Thursday, February 24, 2011

If it caters only for cars, the new Forth bridge is a road to nowhere

One morning in the summer of 1961 I walked from my house over the hill and down a green slope - a steep path through the grass and bracken - to a Victorian villa that had recently been taken over as offices by a firm of civil engineers. There, on that day, I got my first job. For the duration of the school summer holidays I was to be a chainman, a bag-carrier and hammer-wielder for the surveyors who were planning the approach roads to the new Forth road bridge. Some of the work was pleasant. In an old bedroom, I learned to operate a machine that copied technical drawings. Outside in the sun, I carried theodolites on surveying trips and held up the pole from which a surveyor, waving in the distance, would take his elevations. But other work was hard. Tall staves often needed driving into unyielding ground with sledgehammers. The surveyors, many of whom had learned their craft down Fife's coal mines, would tell me I was useless and do it themselves.

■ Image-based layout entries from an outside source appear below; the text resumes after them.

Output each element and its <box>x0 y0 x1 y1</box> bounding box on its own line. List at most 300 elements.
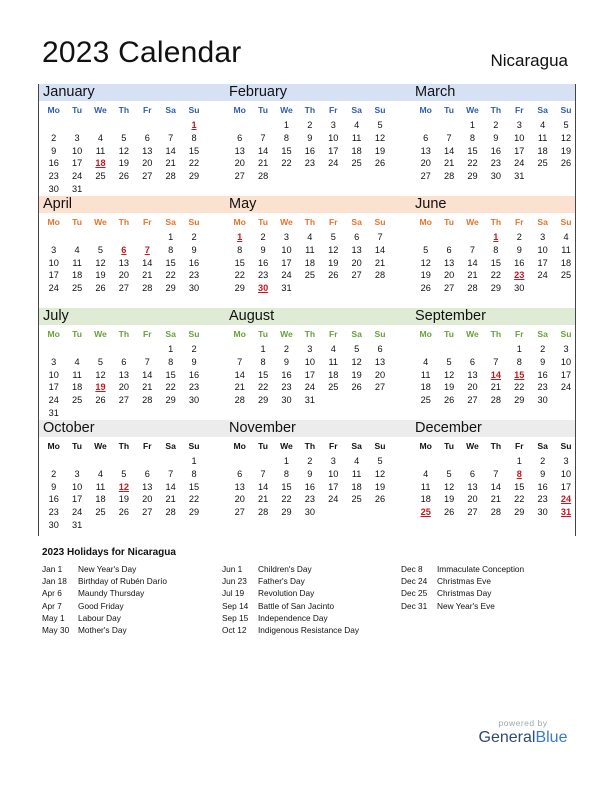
day-cell[interactable]: 5 <box>354 344 360 354</box>
day-cell[interactable]: 14 <box>165 145 176 156</box>
day-cell[interactable]: 27 <box>118 283 129 294</box>
day-cell[interactable]: 20 <box>443 270 455 281</box>
day-cell[interactable]: 6 <box>469 468 476 479</box>
day-cell[interactable]: 23 <box>537 382 548 393</box>
day-cell[interactable]: 21 <box>257 494 269 505</box>
day-cell[interactable]: 28 <box>257 171 269 182</box>
day-cell[interactable]: 26 <box>374 494 386 505</box>
day-cell[interactable]: 15 <box>281 145 292 156</box>
day-cell[interactable]: 8 <box>191 468 197 479</box>
day-cell[interactable]: 13 <box>234 145 245 156</box>
day-cell[interactable]: 25 <box>95 507 106 518</box>
day-cell[interactable]: 10 <box>304 356 315 367</box>
day-cell[interactable]: 28 <box>490 507 501 518</box>
day-cell[interactable]: 18 <box>304 257 315 268</box>
day-cell[interactable]: 2 <box>51 468 57 479</box>
day-cell[interactable]: 17 <box>514 145 525 156</box>
day-cell[interactable]: 4 <box>330 344 336 354</box>
day-cell[interactable]: 14 <box>257 145 269 156</box>
day-cell[interactable]: 8 <box>260 356 266 367</box>
day-cell[interactable]: 1 <box>191 456 197 466</box>
day-cell[interactable]: 28 <box>165 171 176 182</box>
day-cell[interactable]: 25 <box>537 158 548 169</box>
day-cell[interactable]: 26 <box>118 507 129 518</box>
day-cell[interactable]: 10 <box>71 481 83 492</box>
day-cell[interactable]: 2 <box>307 456 313 466</box>
day-cell[interactable]: 31 <box>281 283 292 294</box>
day-cell[interactable]: 11 <box>72 369 82 380</box>
day-cell[interactable]: 29 <box>188 507 200 518</box>
day-cell[interactable]: 10 <box>560 356 572 367</box>
day-cell[interactable]: 12 <box>95 257 106 268</box>
day-cell[interactable]: 7 <box>493 468 499 479</box>
day-cell[interactable]: 4 <box>423 356 429 367</box>
day-cell[interactable]: 26 <box>95 283 106 294</box>
day-cell[interactable]: 2 <box>191 344 197 354</box>
day-cell[interactable]: 17 <box>328 481 339 492</box>
day-cell[interactable]: 9 <box>540 356 546 367</box>
day-cell[interactable]: 12 <box>560 132 572 143</box>
day-cell[interactable]: 10 <box>560 468 572 479</box>
day-cell[interactable]: 20 <box>374 369 386 380</box>
day-cell[interactable]: 30 <box>490 171 501 182</box>
day-cell[interactable]: 15 <box>188 145 200 156</box>
day-cell[interactable]: 31 <box>304 395 315 406</box>
day-cell[interactable]: 28 <box>142 395 153 406</box>
day-cell[interactable]: 12 <box>118 145 129 156</box>
day-cell[interactable]: 23 <box>281 382 292 393</box>
day-cell[interactable]: 3 <box>563 456 569 466</box>
day-cell[interactable]: 21 <box>443 158 455 169</box>
day-cell[interactable]: 4 <box>354 120 360 130</box>
day-cell[interactable]: 11 <box>95 481 106 492</box>
day-cell[interactable]: 21 <box>234 382 245 393</box>
holiday-day-cell[interactable]: 1 <box>493 232 499 242</box>
day-cell[interactable]: 24 <box>71 171 83 182</box>
day-cell[interactable]: 8 <box>469 132 476 143</box>
day-cell[interactable]: 16 <box>188 369 200 380</box>
day-cell[interactable]: 9 <box>260 244 266 255</box>
day-cell[interactable]: 1 <box>283 456 290 466</box>
day-cell[interactable]: 10 <box>48 257 59 268</box>
day-cell[interactable]: 13 <box>467 481 478 492</box>
day-cell[interactable]: 9 <box>191 244 197 255</box>
day-cell[interactable]: 12 <box>374 468 386 479</box>
day-cell[interactable]: 15 <box>514 481 525 492</box>
day-cell[interactable]: 9 <box>493 132 499 143</box>
day-cell[interactable]: 19 <box>443 382 455 393</box>
day-cell[interactable]: 24 <box>514 158 525 169</box>
day-cell[interactable]: 5 <box>446 468 452 479</box>
day-cell[interactable]: 11 <box>328 356 339 367</box>
day-cell[interactable]: 12 <box>328 244 339 255</box>
day-cell[interactable]: 24 <box>281 270 292 281</box>
day-cell[interactable]: 19 <box>118 494 129 505</box>
day-cell[interactable]: 29 <box>165 283 176 294</box>
day-cell[interactable]: 20 <box>118 270 129 281</box>
day-cell[interactable]: 3 <box>74 468 80 479</box>
day-cell[interactable]: 20 <box>420 158 431 169</box>
day-cell[interactable]: 13 <box>142 145 153 156</box>
day-cell[interactable]: 16 <box>48 494 59 505</box>
day-cell[interactable]: 15 <box>257 369 269 380</box>
day-cell[interactable]: 18 <box>328 369 339 380</box>
day-cell[interactable]: 20 <box>467 382 478 393</box>
day-cell[interactable]: 22 <box>234 270 245 281</box>
day-cell[interactable]: 7 <box>469 244 476 255</box>
day-cell[interactable]: 13 <box>234 481 245 492</box>
day-cell[interactable]: 23 <box>537 494 548 505</box>
day-cell[interactable]: 22 <box>188 494 200 505</box>
day-cell[interactable]: 22 <box>490 270 501 281</box>
day-cell[interactable]: 25 <box>420 395 431 406</box>
holiday-day-cell[interactable]: 12 <box>118 481 129 492</box>
holiday-day-cell[interactable]: 7 <box>144 244 150 255</box>
day-cell[interactable]: 9 <box>516 244 522 255</box>
day-cell[interactable]: 9 <box>307 132 313 143</box>
day-cell[interactable]: 18 <box>420 382 431 393</box>
day-cell[interactable]: 26 <box>95 395 106 406</box>
day-cell[interactable]: 2 <box>493 120 499 130</box>
day-cell[interactable]: 29 <box>490 283 501 294</box>
day-cell[interactable]: 29 <box>165 395 176 406</box>
day-cell[interactable]: 19 <box>118 158 129 169</box>
day-cell[interactable]: 27 <box>142 171 153 182</box>
day-cell[interactable]: 13 <box>374 356 386 367</box>
day-cell[interactable]: 17 <box>48 382 59 393</box>
day-cell[interactable]: 25 <box>95 171 106 182</box>
day-cell[interactable]: 6 <box>377 344 383 354</box>
day-cell[interactable]: 6 <box>121 356 127 367</box>
day-cell[interactable]: 29 <box>514 395 525 406</box>
day-cell[interactable]: 20 <box>467 494 478 505</box>
day-cell[interactable]: 8 <box>283 132 290 143</box>
day-cell[interactable]: 23 <box>188 382 200 393</box>
day-cell[interactable]: 14 <box>443 145 455 156</box>
day-cell[interactable]: 16 <box>490 145 501 156</box>
day-cell[interactable]: 24 <box>328 158 339 169</box>
holiday-day-cell[interactable]: 18 <box>95 158 106 169</box>
day-cell[interactable]: 26 <box>374 158 386 169</box>
day-cell[interactable]: 19 <box>374 145 386 156</box>
day-cell[interactable]: 7 <box>446 132 452 143</box>
day-cell[interactable]: 12 <box>95 369 106 380</box>
day-cell[interactable]: 25 <box>328 382 339 393</box>
day-cell[interactable]: 14 <box>165 481 176 492</box>
day-cell[interactable]: 29 <box>234 283 245 294</box>
day-cell[interactable]: 19 <box>443 494 455 505</box>
day-cell[interactable]: 28 <box>165 507 176 518</box>
day-cell[interactable]: 3 <box>283 232 290 242</box>
day-cell[interactable]: 11 <box>351 132 362 143</box>
day-cell[interactable]: 10 <box>537 244 548 255</box>
day-cell[interactable]: 22 <box>188 158 200 169</box>
holiday-day-cell[interactable]: 24 <box>560 494 572 505</box>
day-cell[interactable]: 15 <box>281 481 292 492</box>
day-cell[interactable]: 10 <box>514 132 525 143</box>
day-cell[interactable]: 5 <box>121 468 127 479</box>
day-cell[interactable]: 11 <box>72 257 82 268</box>
day-cell[interactable]: 29 <box>514 507 525 518</box>
day-cell[interactable]: 1 <box>168 344 174 354</box>
day-cell[interactable]: 2 <box>51 132 57 143</box>
day-cell[interactable]: 1 <box>516 344 522 354</box>
day-cell[interactable]: 4 <box>354 456 360 466</box>
day-cell[interactable]: 16 <box>514 257 525 268</box>
day-cell[interactable]: 21 <box>257 158 269 169</box>
day-cell[interactable]: 27 <box>374 382 386 393</box>
day-cell[interactable]: 11 <box>95 145 106 156</box>
day-cell[interactable]: 17 <box>48 270 59 281</box>
day-cell[interactable]: 1 <box>469 120 476 130</box>
day-cell[interactable]: 16 <box>537 369 548 380</box>
day-cell[interactable]: 14 <box>490 481 501 492</box>
day-cell[interactable]: 21 <box>142 270 153 281</box>
day-cell[interactable]: 11 <box>537 132 548 143</box>
day-cell[interactable]: 18 <box>560 257 572 268</box>
day-cell[interactable]: 23 <box>48 171 59 182</box>
day-cell[interactable]: 13 <box>443 257 455 268</box>
day-cell[interactable]: 14 <box>467 257 478 268</box>
day-cell[interactable]: 9 <box>51 481 57 492</box>
day-cell[interactable]: 7 <box>260 132 266 143</box>
day-cell[interactable]: 24 <box>328 494 339 505</box>
day-cell[interactable]: 3 <box>563 344 569 354</box>
day-cell[interactable]: 24 <box>71 507 83 518</box>
day-cell[interactable]: 1 <box>516 456 522 466</box>
day-cell[interactable]: 2 <box>516 232 522 242</box>
day-cell[interactable]: 29 <box>188 171 200 182</box>
day-cell[interactable]: 19 <box>328 257 339 268</box>
day-cell[interactable]: 8 <box>191 132 197 143</box>
day-cell[interactable]: 16 <box>537 481 548 492</box>
day-cell[interactable]: 16 <box>281 369 292 380</box>
day-cell[interactable]: 27 <box>118 395 129 406</box>
day-cell[interactable]: 21 <box>490 382 501 393</box>
day-cell[interactable]: 29 <box>467 171 478 182</box>
day-cell[interactable]: 31 <box>48 407 59 418</box>
day-cell[interactable]: 2 <box>307 120 313 130</box>
day-cell[interactable]: 14 <box>234 369 245 380</box>
day-cell[interactable]: 26 <box>560 158 572 169</box>
day-cell[interactable]: 18 <box>71 270 83 281</box>
day-cell[interactable]: 17 <box>71 494 83 505</box>
day-cell[interactable]: 27 <box>420 171 431 182</box>
day-cell[interactable]: 6 <box>144 132 150 143</box>
day-cell[interactable]: 11 <box>420 481 431 492</box>
day-cell[interactable]: 13 <box>118 369 129 380</box>
day-cell[interactable]: 23 <box>48 507 59 518</box>
day-cell[interactable]: 30 <box>281 395 292 406</box>
day-cell[interactable]: 18 <box>351 481 362 492</box>
day-cell[interactable]: 21 <box>467 270 478 281</box>
day-cell[interactable]: 25 <box>71 283 83 294</box>
holiday-day-cell[interactable]: 6 <box>121 244 127 255</box>
day-cell[interactable]: 11 <box>561 244 571 255</box>
day-cell[interactable]: 28 <box>257 507 269 518</box>
day-cell[interactable]: 27 <box>351 270 362 281</box>
day-cell[interactable]: 27 <box>234 171 245 182</box>
holiday-day-cell[interactable]: 8 <box>516 468 522 479</box>
day-cell[interactable]: 12 <box>420 257 431 268</box>
day-cell[interactable]: 6 <box>144 468 150 479</box>
day-cell[interactable]: 23 <box>188 270 200 281</box>
day-cell[interactable]: 22 <box>467 158 478 169</box>
day-cell[interactable]: 3 <box>51 356 57 367</box>
day-cell[interactable]: 23 <box>490 158 501 169</box>
day-cell[interactable]: 27 <box>467 507 478 518</box>
day-cell[interactable]: 30 <box>48 183 59 194</box>
day-cell[interactable]: 28 <box>374 270 386 281</box>
day-cell[interactable]: 6 <box>446 244 452 255</box>
day-cell[interactable]: 4 <box>74 356 80 367</box>
day-cell[interactable]: 12 <box>443 481 455 492</box>
day-cell[interactable]: 4 <box>563 232 569 242</box>
day-cell[interactable]: 6 <box>469 356 476 367</box>
day-cell[interactable]: 19 <box>95 270 106 281</box>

All around me, the landscape I'd grown up with was disappearing. Building the Forth road bridge was "the largest Scottish engineering project of the century". When it had begun three years earlier, people in the village had hardly noticed. A few buildings directly in the bridge's alignment had been vacated, including a farmhouse and another villa, this one at the sea's edge, where as a roving 13-year-old I found a pair of abandoned white spats in the drawing room and hard grapes growing in a cold, untended greenhouse. But now change was in full roar. Cuttings wide enough to fit four carriageways were driven through rock as earth-movers shaped embankments of fresh brown earth. Two 500-foot towers rose above the firth, soon to have steel cables suspended from them, spun on site from 30,000 miles of wire. All of this was happening noisily only several hundred yards from where we lived, but I can't remember protest or complaint. The idea of unchanging rurality is an urban fiction. Our village, North Queensferry, had been changing dramatically for a hundred years, its hills eaten into by whinstone quarries and wartime gun batteries, its houses shadowed by the great Forth railway bridge, which since 1890 had been proclaimed the world's eighth wonder: "The labour of 5,000 men (night and day) for seven years" as the postcards said in the village shop.